What Sleep Hygiene Actually Means

The term sleep hygiene originated in clinical sleep medicine in the 1970s, where it referred to a set of behavioural recommendations for patients with insomnia. The original list was modest: maintain consistent sleep and wake times, avoid caffeine and alcohol close to bedtime, use the bed only for sleep, and keep the sleeping environment dark, cool, and quiet. These recommendations were based on clinical experience and plausible physiological reasoning.

Over the past decade, this modest clinical concept has expanded dramatically as sleep became a wellness priority. The list of recommended practices now extends to dozens of variables, many sold in some form — sleep supplements, tracking apps, specialised mattresses, blackout curtains. The line between evidence-based recommendation and commercial interest has become difficult to locate.

What the Evidence Supports

Sleep timing consistency is the best-supported behavioural intervention in the literature. Waking at the same time every day — including weekends — is robustly associated with better sleep quality across multiple study designs. The mechanism is well understood: the circadian clock entrains to regular light-dark cues, and irregular wake times create a form of chronic social jet lag that disrupts sleep architecture. This recommendation costs nothing and has no commercial beneficiary, which may partly explain why it receives less promotional attention than more marketable alternatives.

Light exposure matters, and the evidence here is reasonably strong. Morning bright light exposure advances the circadian phase and is associated with earlier, more consistent sleep onset. Evening bright light — particularly at wavelengths in the blue-green range — delays sleep onset and suppresses melatonin production. The practical implication is that spending time outdoors in morning light and dimming indoor environments in the evening should help most people sleep earlier and more easily.

Caffeine has a longer half-life than most people appreciate: approximately five to seven hours for most adults, with significant individual variation. Consuming caffeine after early afternoon is associated with delayed sleep onset and reduced slow-wave sleep duration in controlled studies, even when subjects report feeling unaffected.

Alcohol is frequently misunderstood as a sleep aid. It does reduce sleep onset latency. But it substantially disrupts the second half of the sleep cycle, reducing REM sleep and increasing arousals. The net effect on sleep quality is negative, and the effect on next-day cognitive function is measurably adverse even when the person reports feeling fine.

What Is Plausible but Uncertain

Bedroom temperature recommendations — typically in the range of 65 to 68 degrees Fahrenheit — have some empirical support and clear physiological rationale, but optimal temperature is highly individual and the evidence base is thinner than popular presentations suggest.

Exercise is associated with better sleep quality in observational data, but the relationship between timing of exercise and sleep is less clear than popular advice implies. The claim that vigorous evening exercise disrupts sleep appears to be weaker in the research literature than it was once thought.

What Lacks Good Evidence

Blue-light blocking glasses have a plausible mechanism but inconsistent empirical support. Systematic reviews have found mixed results, with some studies showing no benefit over ordinary glasses for sleep outcomes. The evidence does not clearly justify the commercial emphasis these products receive.

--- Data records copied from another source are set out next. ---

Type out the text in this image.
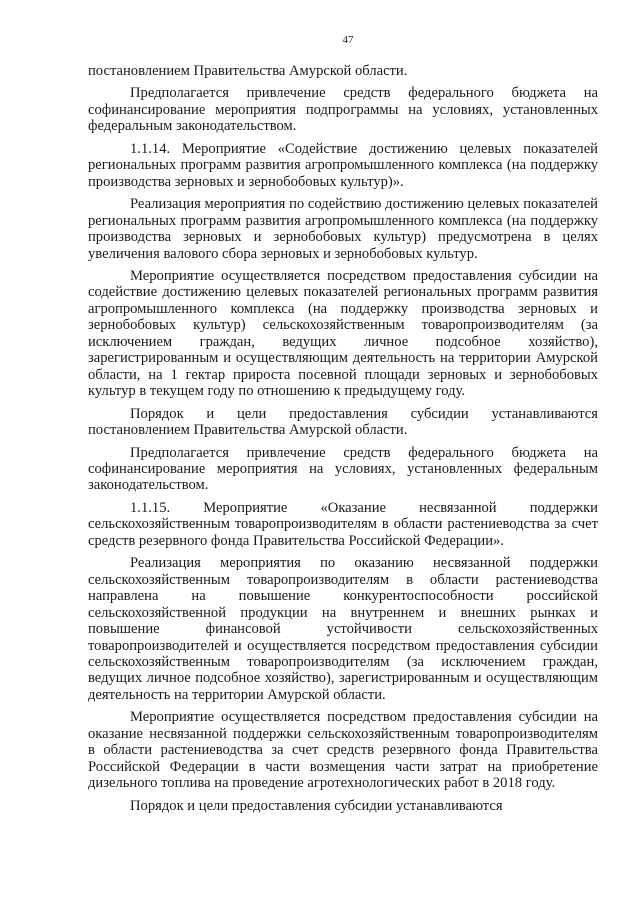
47

постановлением Правительства Амурской области.

Предполагается привлечение средств федерального бюджета на софинансирование мероприятия подпрограммы на условиях, установленных федеральным законодательством.

1.1.14. Мероприятие «Содействие достижению целевых показателей региональных программ развития агропромышленного комплекса (на поддержку производства зерновых и зернобобовых культур)».

Реализация мероприятия по содействию достижению целевых показателей региональных программ развития агропромышленного комплекса (на поддержку производства зерновых и зернобобовых культур) предусмотрена в целях увеличения валового сбора зерновых и зернобобовых культур.

Мероприятие осуществляется посредством предоставления субсидии на содействие достижению целевых показателей региональных программ развития агропромышленного комплекса (на поддержку производства зерновых и зернобобовых культур) сельскохозяйственным товаропроизводителям (за исключением граждан, ведущих личное подсобное хозяйство), зарегистрированным и осуществляющим деятельность на территории Амурской области, на 1 гектар прироста посевной площади зерновых и зернобобовых культур в текущем году по отношению к предыдущему году.

Порядок и цели предоставления субсидии устанавливаются постановлением Правительства Амурской области.

Предполагается привлечение средств федерального бюджета на софинансирование мероприятия на условиях, установленных федеральным законодательством.

1.1.15. Мероприятие «Оказание несвязанной поддержки сельскохозяйственным товаропроизводителям в области растениеводства за счет средств резервного фонда Правительства Российской Федерации».

Реализация мероприятия по оказанию несвязанной поддержки сельскохозяйственным товаропроизводителям в области растениеводства направлена на повышение конкурентоспособности российской сельскохозяйственной продукции на внутреннем и внешних рынках и повышение финансовой устойчивости сельскохозяйственных товаропроизводителей и осуществляется посредством предоставления субсидии сельскохозяйственным товаропроизводителям (за исключением граждан, ведущих личное подсобное хозяйство), зарегистрированным и осуществляющим деятельность на территории Амурской области.

Мероприятие осуществляется посредством предоставления субсидии на оказание несвязанной поддержки сельскохозяйственным товаропроизводителям в области растениеводства за счет средств резервного фонда Правительства Российской Федерации в части возмещения части затрат на приобретение дизельного топлива на проведение агротехнологических работ в 2018 году.

Порядок и цели предоставления субсидии устанавливаются
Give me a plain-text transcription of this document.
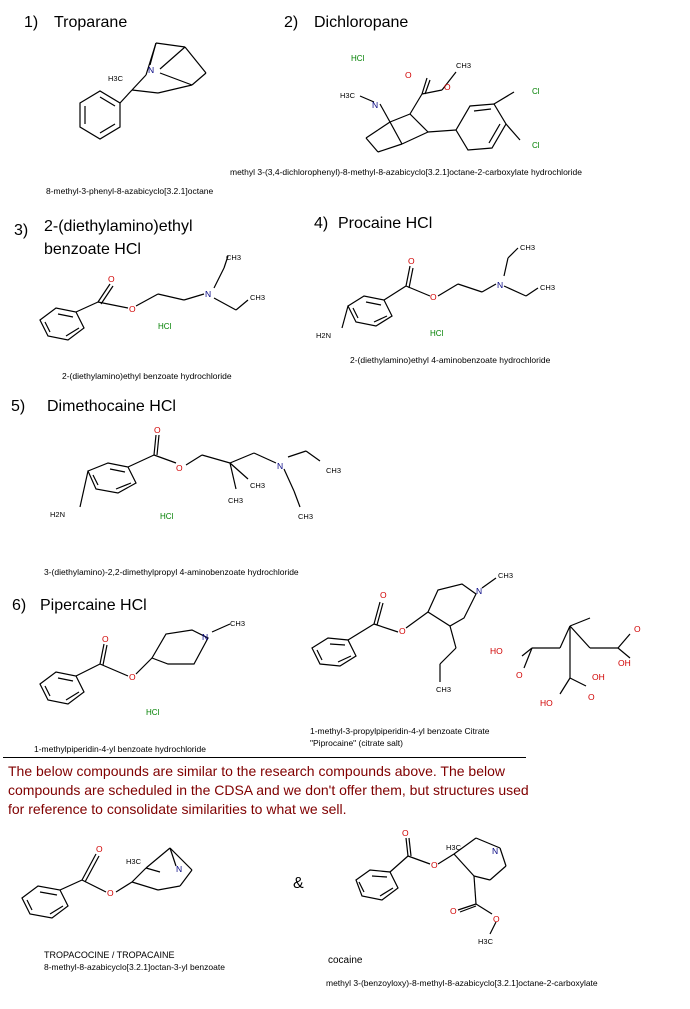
1) Troparane
N
H3C
8-methyl-3-phenyl-8-azabicyclo[3.2.1]octane
2) Dichloropane
HCl
N
H3C
O
O
CH3
Cl
Cl
methyl 3-(3,4-dichlorophenyl)-8-methyl-8-azabicyclo[3.2.1]octane-2-carboxylate hydrochloride
3) 2-(diethylamino)ethyl
benzoate HCl
O
O
N
CH3
CH3
HCl
2-(diethylamino)ethyl benzoate hydrochloride
4) Procaine HCl
O
O
N
CH3
CH3
H2N	HCl
2-(diethylamino)ethyl 4-aminobenzoate hydrochloride
5) Dimethocaine HCl
O
O	N	CH3
CH3
CH3
CH3
H2N	HCl
3-(diethylamino)-2,2-dimethylpropyl 4-aminobenzoate hydrochloride
6) Pipercaine HCl
O
O
N
CH3
HCl
1-methylpiperidin-4-yl benzoate hydrochloride
O
O
N
CH3
CH3
HO
O
O
OH
HO
O
OH
1-methyl-3-propylpiperidin-4-yl benzoate Citrate
"Piprocaine" (citrate salt)
The below compounds are similar to the research compounds above. The below compounds are scheduled in the CDSA and we don't offer them, but structures used for reference to consolidate similarities to what we sell.
O
O
N
H3C
TROPACOCINE / TROPACAINE
8-methyl-8-azabicyclo[3.2.1]octan-3-yl benzoate
&
O
O
O
O
N
H3C
H3C
cocaine
methyl 3-(benzoyloxy)-8-methyl-8-azabicyclo[3.2.1]octane-2-carboxylate
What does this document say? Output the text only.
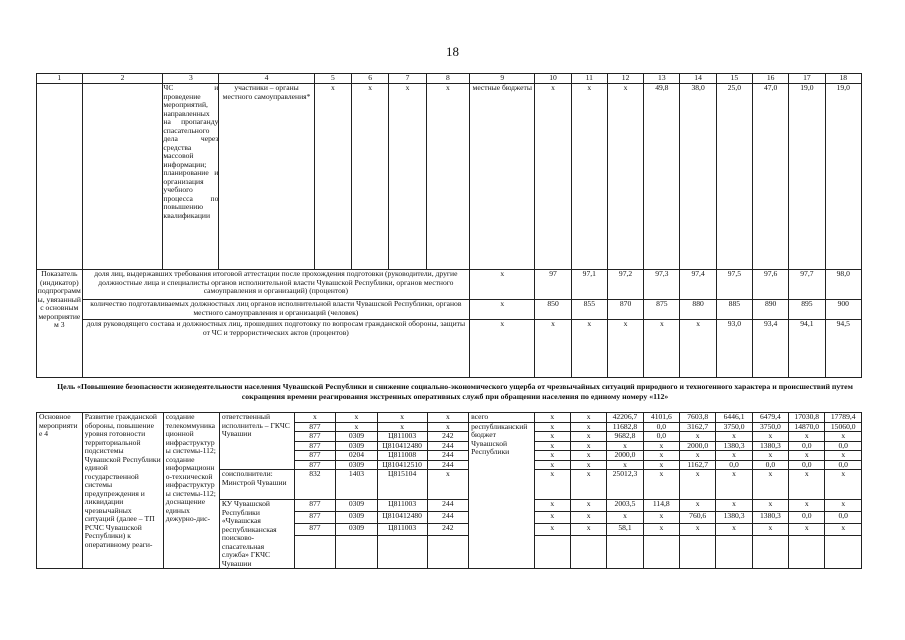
18
1	2	3	4	5	6	7	8	9	10	11	12	13	14	15	16	17	18
		ЧС и проведение мероприятий, направленных на пропаганду спасательного дела через средства массовой информации; планирование и организация учебного процесса по повышению квалификации	участники – органы местного самоуправления*	x	x	x	x	местные бюджеты	x	x	x	49,8	38,0	25,0	47,0	19,0	19,0
Показатель (индикатор) подпрограммы, увязанный с основным мероприятием 3	доля лиц, выдержавших требования итоговой аттестации после прохождения подготовки (руководители, другие должностные лица и специалисты органов исполнительной власти Чувашской Республики, органов местного самоуправления и организаций) (процентов)							x	97	97,1	97,2	97,3	97,4	97,5	97,6	97,7	98,0
	количество подготавливаемых должностных лиц органов исполнительной власти Чувашской Республики, органов местного самоуправления и организаций (человек)							x	850	855	870	875	880	885	890	895	900
	доля руководящего состава и должностных лиц, прошедших подготовку по вопросам гражданской обороны, защиты от ЧС и террористических актов (процентов)							x	x	x	x	x	x	93,0	93,4	94,1	94,5
Цель «Повышение безопасности жизнедеятельности населения Чувашской Республики и снижение социально-экономического ущерба от чрезвычайных ситуаций природного и техногенного характера и происшествий путем сокращения времени реагирования экстренных оперативных служб при обращении населения по единому номеру «112»
Основное мероприятие 4	Развитие гражданской обороны, повышение уровня готовности территориальной подсистемы Чувашской Республики единой государственной системы предупреждения и ликвидации чрезвычайных ситуаций (далее – ТП РСЧС Чувашской Республики) к оперативному реаги-	создание телекоммуникационной инфраструктуры системы-112; создание информационно-технической инфраструктуры системы-112; доснащение единых дежурно-дис-	ответственный исполнитель – ГКЧС Чувашии	x	x	x	x	всего	x	x	42206,7	4101,6	7603,8	6446,1	6479,4	17030,8	17789,4
				877	x	x	x	республиканский бюджет Чувашской Республики	x	x	11682,8	0,0	3162,7	3750,0	3750,0	14870,0	15060,0
				877	0309	Ц811003	242		x	x	9682,8	0,0	x	x	x	x	x
				877	0309	Ц810412480	244		x	x	x	x	2000,0	1380,3	1380,3	0,0	0,0
				877	0204	Ц811008	244		x	x	2000,0	x	x	x	x	x	x
				877	0309	Ц810412510	244		x	x	x	x	1162,7	0,0	0,0	0,0	0,0
			соисполнители: Минстрой Чувашии	832	1403	Ц815104	x		x	x	25012,3	x	x	x	x	x	x
			КУ Чувашской Республики «Чувашская республиканская поисково-спасательная служба» ГКЧС Чувашии	877	0309	Ц811003	244		x	x	2003,5	114,8	x	x	x	x	x
				877	0309	Ц810412480	244		x	x	x	x	760,6	1380,3	1380,3	0,0	0,0
				877	0309	Ц811003	242		x	x	58,1	x	x	x	x	x	x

Sleep tracking consumer devices consistently show poor accuracy for sleep staging relative to clinical standards. Using them to monitor and optimise sleep can, in some individuals, create anxiety about sleep metrics that itself worsens sleep — a phenomenon clinicians have termed orthosomnia.

Many supplement categories marketed under wellness branding have minimal clinical evidence and are not well regulated. Melatonin has genuine evidence for certain applications — jet lag, circadian rhythm disorders — but is frequently used at doses far exceeding what the evidence supports.

The Practical Summary

The interventions with the strongest evidence are free: wake at the same time every day, get outdoor light in the morning, reduce bright light and caffeine in the evening, and be honest about alcohol's effects. The interventions with the most commercial momentum — tracking, supplements, specialised hardware — have considerably weaker evidence. Sleep genuinely matters, and the basic behavioural recommendations are worth taking seriously. The wellness industry's version of sleep hygiene is worth approaching more carefully.